Steven and Ann
Steven and Ann sat on a bench all day,
It didn't matter what the rest would say.
She recited poems to him; he spoke to her in French.
And all day they would sit, in the park, on the bench.
Their families were rivals, by no means friends,
They wished and they wished for the affair to end.
But as loud as they'd squawk and as hard as they'd wrench,
Ann and Steven still met, in the park, on the bench.
Years ago had been a quarrel, over what none could recall,
(And indeed, if they had, they'd have seen it was quite small).
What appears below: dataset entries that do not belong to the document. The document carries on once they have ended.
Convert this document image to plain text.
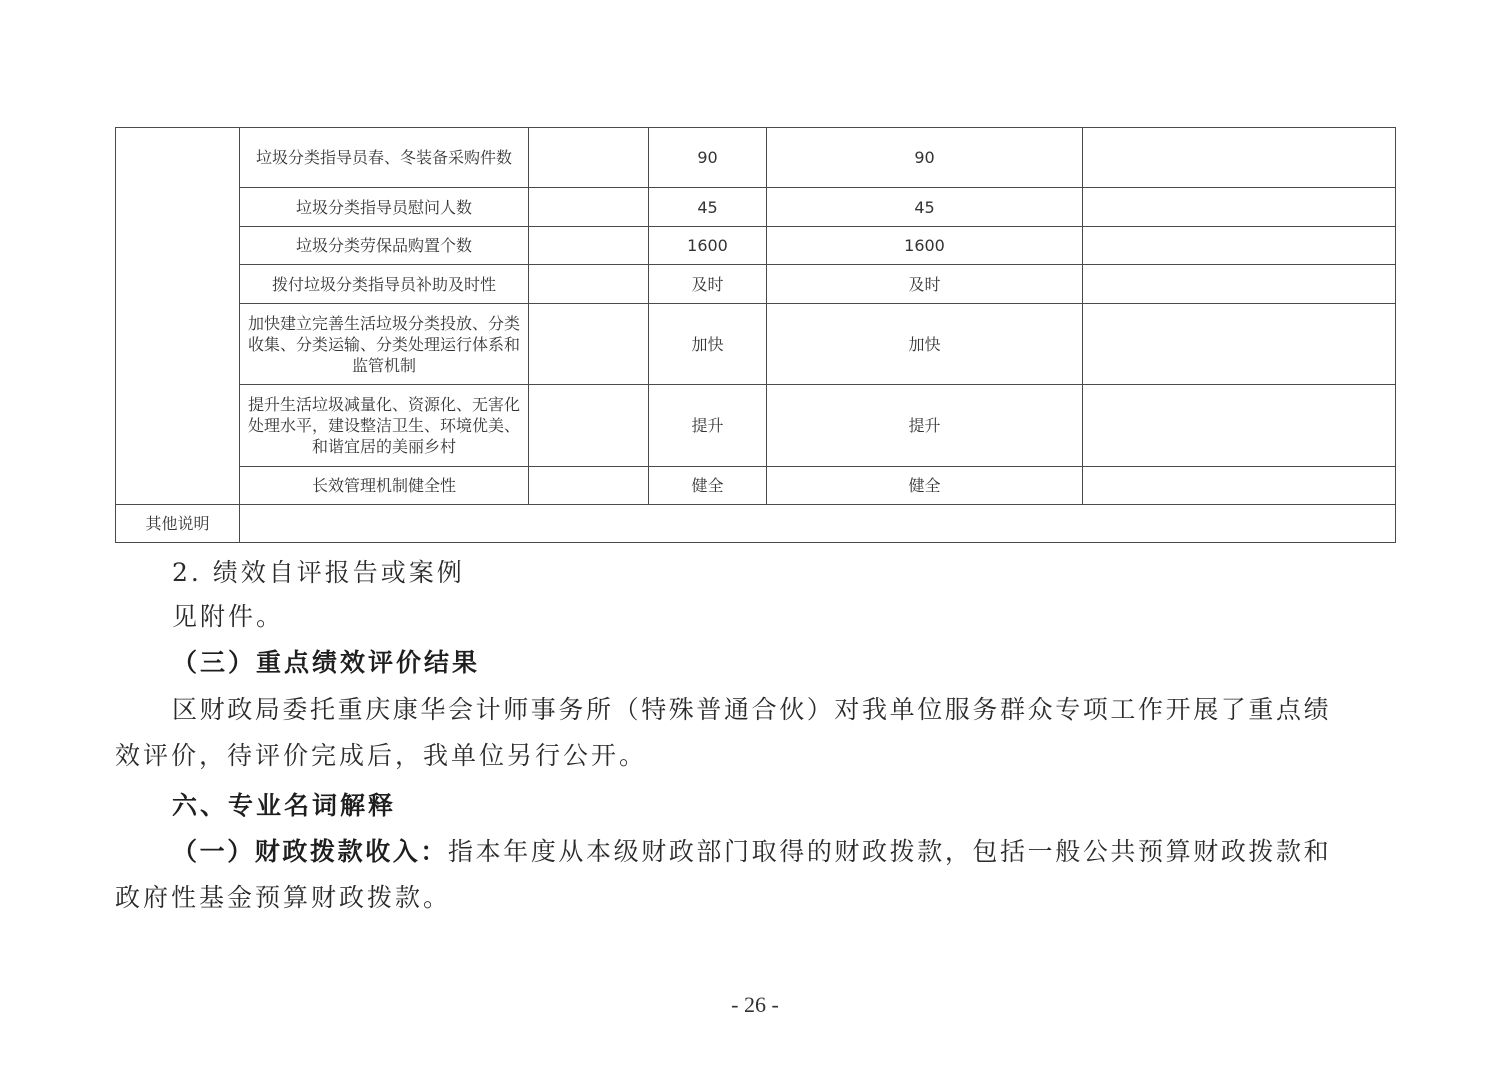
	垃圾分类指导员春、冬装备采购件数		90	90	
	垃圾分类指导员慰问人数		45	45	
	垃圾分类劳保品购置个数		1600	1600	
	拨付垃圾分类指导员补助及时性		及时	及时	
	加快建立完善生活垃圾分类投放、分类收集、分类运输、分类处理运行体系和监管机制		加快	加快	
	提升生活垃圾减量化、资源化、无害化处理水平，建设整洁卫生、环境优美、和谐宜居的美丽乡村		提升	提升	
	长效管理机制健全性		健全	健全	
其他说明					
2. 绩效自评报告或案例
见附件。
（三）重点绩效评价结果
区财政局委托重庆康华会计师事务所（特殊普通合伙）对我单位服务群众专项工作开展了重点绩
效评价，待评价完成后，我单位另行公开。
六、专业名词解释
（一）财政拨款收入：指本年度从本级财政部门取得的财政拨款，包括一般公共预算财政拨款和
政府性基金预算财政拨款。
- 26 -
But the reason didn't matter, the point was still this:
Ann and Steven were not meant to share that first kiss.
How his mother did screech when he asked if Ann was able,
To join them for supper and to sit at their table.
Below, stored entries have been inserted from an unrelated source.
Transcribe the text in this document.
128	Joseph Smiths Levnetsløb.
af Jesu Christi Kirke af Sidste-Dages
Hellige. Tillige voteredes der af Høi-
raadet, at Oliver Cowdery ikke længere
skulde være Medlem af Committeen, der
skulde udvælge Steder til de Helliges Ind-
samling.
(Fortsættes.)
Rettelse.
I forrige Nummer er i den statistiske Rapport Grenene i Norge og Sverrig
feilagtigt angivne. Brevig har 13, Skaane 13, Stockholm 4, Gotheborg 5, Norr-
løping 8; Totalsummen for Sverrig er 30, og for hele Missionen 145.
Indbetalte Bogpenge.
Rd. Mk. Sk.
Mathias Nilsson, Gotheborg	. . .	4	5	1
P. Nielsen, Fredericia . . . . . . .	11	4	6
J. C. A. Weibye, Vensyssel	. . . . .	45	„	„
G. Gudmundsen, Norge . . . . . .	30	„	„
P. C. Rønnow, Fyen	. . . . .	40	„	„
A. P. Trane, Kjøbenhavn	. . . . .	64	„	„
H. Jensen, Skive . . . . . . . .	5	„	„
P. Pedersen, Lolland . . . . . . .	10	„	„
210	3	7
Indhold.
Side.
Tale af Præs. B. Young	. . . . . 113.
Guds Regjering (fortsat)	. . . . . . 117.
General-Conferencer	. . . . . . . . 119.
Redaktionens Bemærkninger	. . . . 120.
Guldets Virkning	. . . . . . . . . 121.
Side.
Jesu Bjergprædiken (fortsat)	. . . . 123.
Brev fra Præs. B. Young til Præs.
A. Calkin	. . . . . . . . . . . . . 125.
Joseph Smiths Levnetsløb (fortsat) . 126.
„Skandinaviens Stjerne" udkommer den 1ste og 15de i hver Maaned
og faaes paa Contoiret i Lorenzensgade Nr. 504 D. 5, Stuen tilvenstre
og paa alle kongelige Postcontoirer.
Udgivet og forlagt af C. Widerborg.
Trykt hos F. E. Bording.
She would not welcome such "an unwholesome wench,"
So Steven instead spent his evening on the bench.
How her brother made threats and displayed a clenched fist,
And when she turned her back to him, he grabbed her hard by the wrist.
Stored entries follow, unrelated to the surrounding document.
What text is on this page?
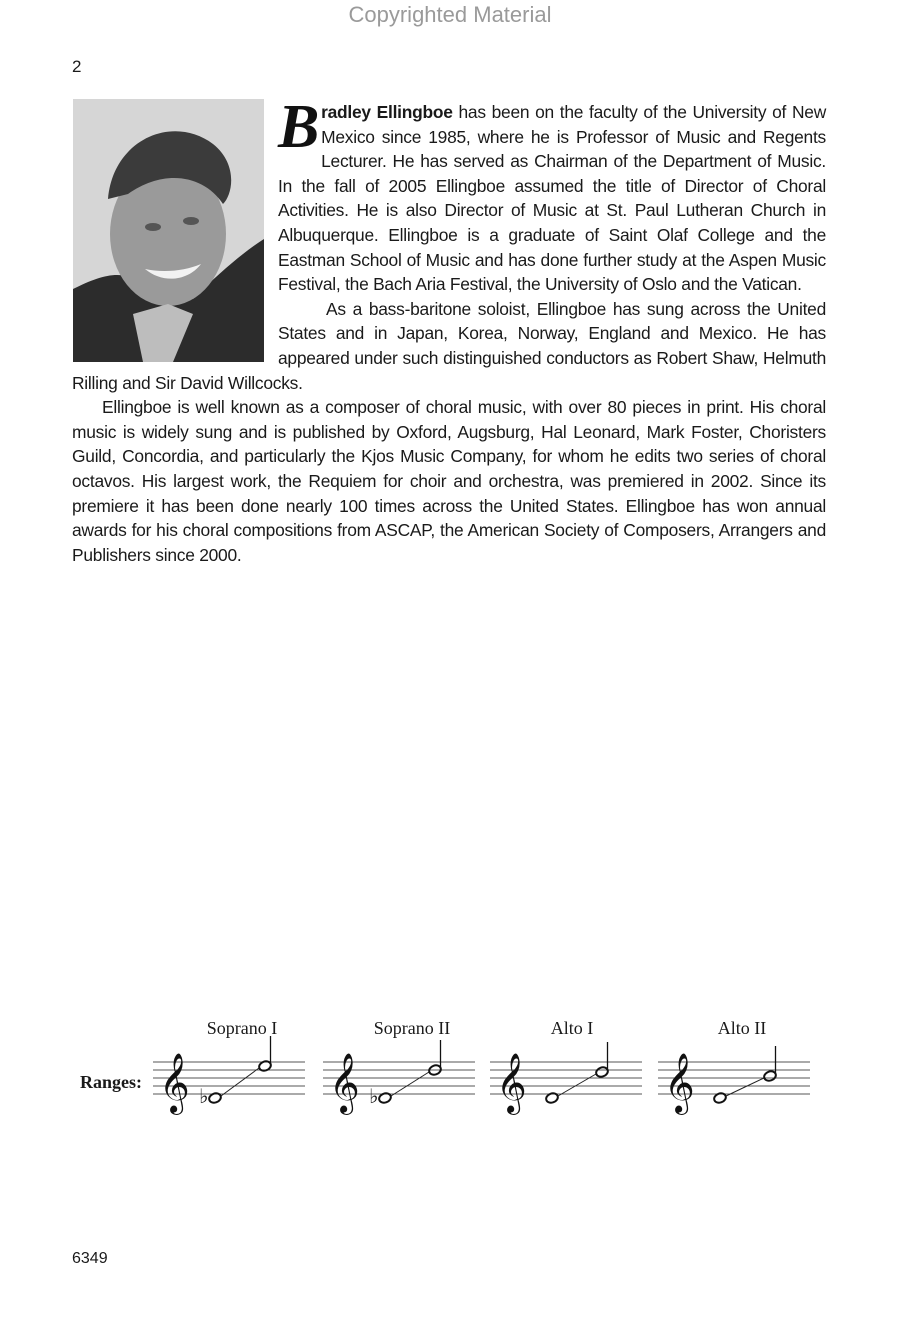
Copyrighted Material
2

Bradley Ellingboe has been on the faculty of the University of New Mexico since 1985, where he is Professor of Music and Regents Lecturer. He has served as Chairman of the Department of Music. In the fall of 2005 Ellingboe assumed the title of Director of Choral Activities. He is also Director of Music at St. Paul Lutheran Church in Albuquerque. Ellingboe is a graduate of Saint Olaf College and the Eastman School of Music and has done further study at the Aspen Music Festival, the Bach Aria Festival, the University of Oslo and the Vatican.

As a bass-baritone soloist, Ellingboe has sung across the United States and in Japan, Korea, Norway, England and Mexico. He has appeared under such distinguished conductors as Robert Shaw, Helmuth Rilling and Sir David Willcocks.

Ellingboe is well known as a composer of choral music, with over 80 pieces in print. His choral music is widely sung and is published by Oxford, Augsburg, Hal Leonard, Mark Foster, Choristers Guild, Concordia, and particularly the Kjos Music Company, for whom he edits two series of choral octavos. His largest work, the Requiem for choir and orchestra, was premiered in 2002. Since its premiere it has been done nearly 100 times across the United States. Ellingboe has won annual awards for his choral compositions from ASCAP, the American Society of Composers, Arrangers and Publishers since 2000.

Ranges:
Soprano I	Soprano II	Alto I	Alto II
𝄞 ♭ 𝄞 ♭ 𝄞	𝄞
6349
Her beau he would murder, cut his throat in the dark,
Then she ran away, crying 'til she got to the park.
Their choices now clear, each other or their kin,
They decided that night to leave and start again.
In the morning they'd depart just as fast as they can,
To a place more accepting of Steven and Ann.
What happened that night is a mystery even now,
And while everyone knew why, no one could really say how.
But the next day they were gone, and to where no one knew.
They had vanished overnight without leaving a clue.
But correction, if your please, for that's not entirely true,
For now, on the bench, appeared something brand new.
There, on a plank, carved right in the middle,
Were the names Steven Walker and Ann Marie Little.
The families pointed fingers over who was to blame,
But cared nothing for their children, only the family name.
For when it came right down to it, they would always choose the latter.
Steve and Ann had chosen differently, but soon enough it wouldn't matter.
For the wind would batter, and the rain would drench,
The carved names in the wood of the plank of the bench.
Soon the wood would be old, used, weathered and rotten,
And the lovers and their bench would forever be forgotten.
And yes, over time the names faded, but the story spread wide,
A tale of true love that would not be denied.
In each other they had found all in life that was good,
And summed up their discovery on that one plank of wood.
And the strength of that love, like the bench, it was stated,
By those families long ago, had been underestimated.
For the bench remained firm, and sat year after year,
A silent reminder of what once happened here.
Ann and Steven's tale became an oft-told one.
I heard it the first time from the school librarian.
The Walkers and Littles by then were all gone.
The bench had survived them, and the story carried on.
Legends sprang up, and I'd heard it was said,
That lovers who kissed there were sure to be wed.
And that the beacon of love would never go dark,
On any who met at that bench, in the park.
But in time, time caught up, and although it seemed cruel,
The bench would be removed to make room for a pool.
Ann and Steven never again had been heard from, and yet,
All felt a deep sadness, losing the place where they met.
Their families despised them, disowned them as well.
Can you imagine living through that kind of hell?
The bench was a testament to what love can overcome,
A challenge given to all, but met by just some.
And alas, the day came, when their bench would be moved,
A cement truck stood by, containing cement to be smoothed.
The names of Ann and Steven were still there on the wood,
They had marked the location for as long as they could.
Then the bench was removed, and a crane, in its role,
Began to carve out the new swimming hole.
The first clump of dirt hit the earth with a plop,
When suddenly a worker, wide-eyed, shouted, "Stop!"
O, how tall-tales develop, and assumptions do lie,
And we do not see what is clear to the eye.
Someone had learned of the lovers' desperate plight.
And now was revealed what had happened that night.
He pointed to a spot in the newly dug trench,
That had been directly below the names on the bench.
Holding hands in the ground, a sight to make one's blood curl,
The bones of a boy and the bones of a girl.